Filed Pursuant to Rule 433
Issuer Free Writing Prospectus dated May 22, 2014
Relating to Preliminary Prospectus dated May 20, 2014
Registration Statement No. 333-196098
PRICING TERM SHEET
$275,000,000
6.00% Senior Notes due 2019
May 22, 2014
This summary pricing sheet relates only to the securities described below and should only be read together with the Preliminary Prospectus Supplement, subject to completion, dated May 20, 2014, relating to these securities and supersedes the information in the Preliminary Prospectus Supplement to the extent inconsistent with the information in the Preliminary Prospectus Supplement. Except as set forth in the immediately preceding sentence, this summary pricing sheet is qualified in its entirety by reference to the Preliminary Prospectus Supplement.
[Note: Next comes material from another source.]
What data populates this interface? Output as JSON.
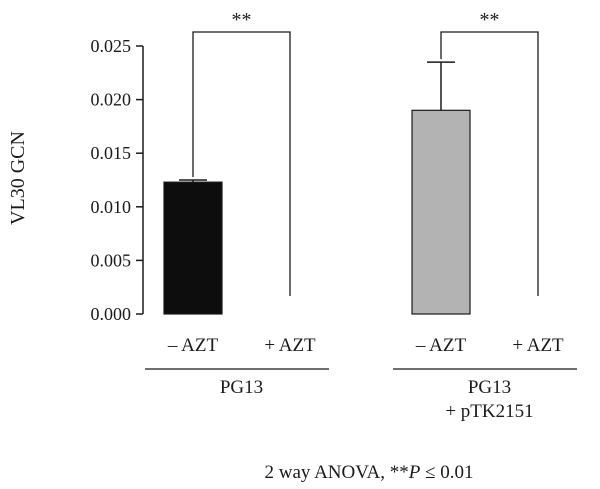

Capitalized terms not defined herein have the meanings assigned to them in the Preliminary Prospectus Supplement.
Issuers: | Teekay Offshore Partners L.P. | |
Teekay Offshore Finance Corp. | ||
Securities Offered: | 6.00% Senior Notes due 2019 (the Notes) | |
Trade Date: | May 22, 2014 | |
Settlement Date (T+5): | May 30, 2014 (DTC) | |
Principal Amount: | $275,000,000 (or $316,250,000 principal amount if the underwriters exercise their option to purchase additional Notes in full) | |
Denominations: | $1000 and integral multiples of $1000 in excess thereof | |
Final Maturity Date: | July 30, 2019 | |
Interest Payment Dates: | January 30, April 30, July 30 and October 30, commencing July 30, 2014 | |
Coupon: | 6.00% | |
Public Offering Price: | 100%, plus accrued interest, if any, from May 30, 2014 | |
Day Count: | 30/360 |
Gross Proceeds: | $275,000,000(1) | |
Underwriting Discount: | 2.023%(1) | |
Net proceeds to Issuers after underwriting discount, structuring fee and estimated offering expenses: |
$268,565,627(1) | |
Ratings: | The Notes will not be rated by any nationally recognized statistical rating organization | |
Listing: | The Issuers intend to file an application to list the Notes on the New York Stock Exchange | |
CUSIP/ISIN: | 87901BAA0/US 87901BAA08 | |
Joint Book-Running Managers: | Sterne, Agee & Leach, Inc. DNB Markets, Inc. | |
Co-Managers: | ABN AMRO Securities (USA) LLC | |
Raymond James & Associates, Inc. | ||
Scotia Capital (USA) Inc. |
(1) | Assumes the underwriters do not exercise their option to purchase additional Notes. |
ADDITIONAL INFORMATION:
As of March 31, 2014, we and our subsidiaries had an aggregate of approximately $2.0 billion of secured debt outstanding, and our subsidiaries had an aggregate of approximately $2.0 billion of debt and other liabilities outstanding (in each case, excluding the Notes offered hereby).
Other information (including other financial information) presented in the Preliminary Prospectus Supplement is deemed to have changed to the extent affected by the information contained herein.
This communication is intended for the sole use of the person to whom it is provided by us. This communication does not constitute an offer to sell the Notes and is not soliciting an offer to buy the Notes in any jurisdiction where the offer or sale is not permitted.
FREE WRITING PROSPECTUS LEGEND
The Issuers have filed a registration statement (including a prospectus) with the SEC for the offering to which this communication relates. Before you invest, you should read the prospectus in that registration statement and other documents the Issuers have filed with the SEC for more complete information about the Issuers and this offering. You may obtain these documents for free by visiting EDGAR on the SEC Web site at www.sec.gov. Alternatively, the Issuers, any underwriter or any dealer participating in the offering will arrange to send you the prospectus if you request it by contacting Sterne, Agee & Leach, Inc. at 277 Park Avenue, 26th Floor, New York, NY 10172, Attn: Syndicate, Email: syndicate@sterneagee.com (tel: (205) 439-6483) or DNB Markets, Inc. at 200 Park Avenue, 31st Floor, New York, New York, 10166 (tel.: (212) 551-9814).
ANY DISCLAIMERS OR OTHER NOTICES THAT MAY APPEAR BELOW ARE NOT APPLICABLE TO THIS COMMUNICATION AND SHOULD BE DISREGARDED. SUCH DISCLAIMERS OR OTHER NOTICES WERE AUTOMATICALLY GENERATED AS A RESULT OF THIS COMMUNICATION BEING SENT VIA BLOOMBERG OR ANOTHER EMAIL SYSTEM.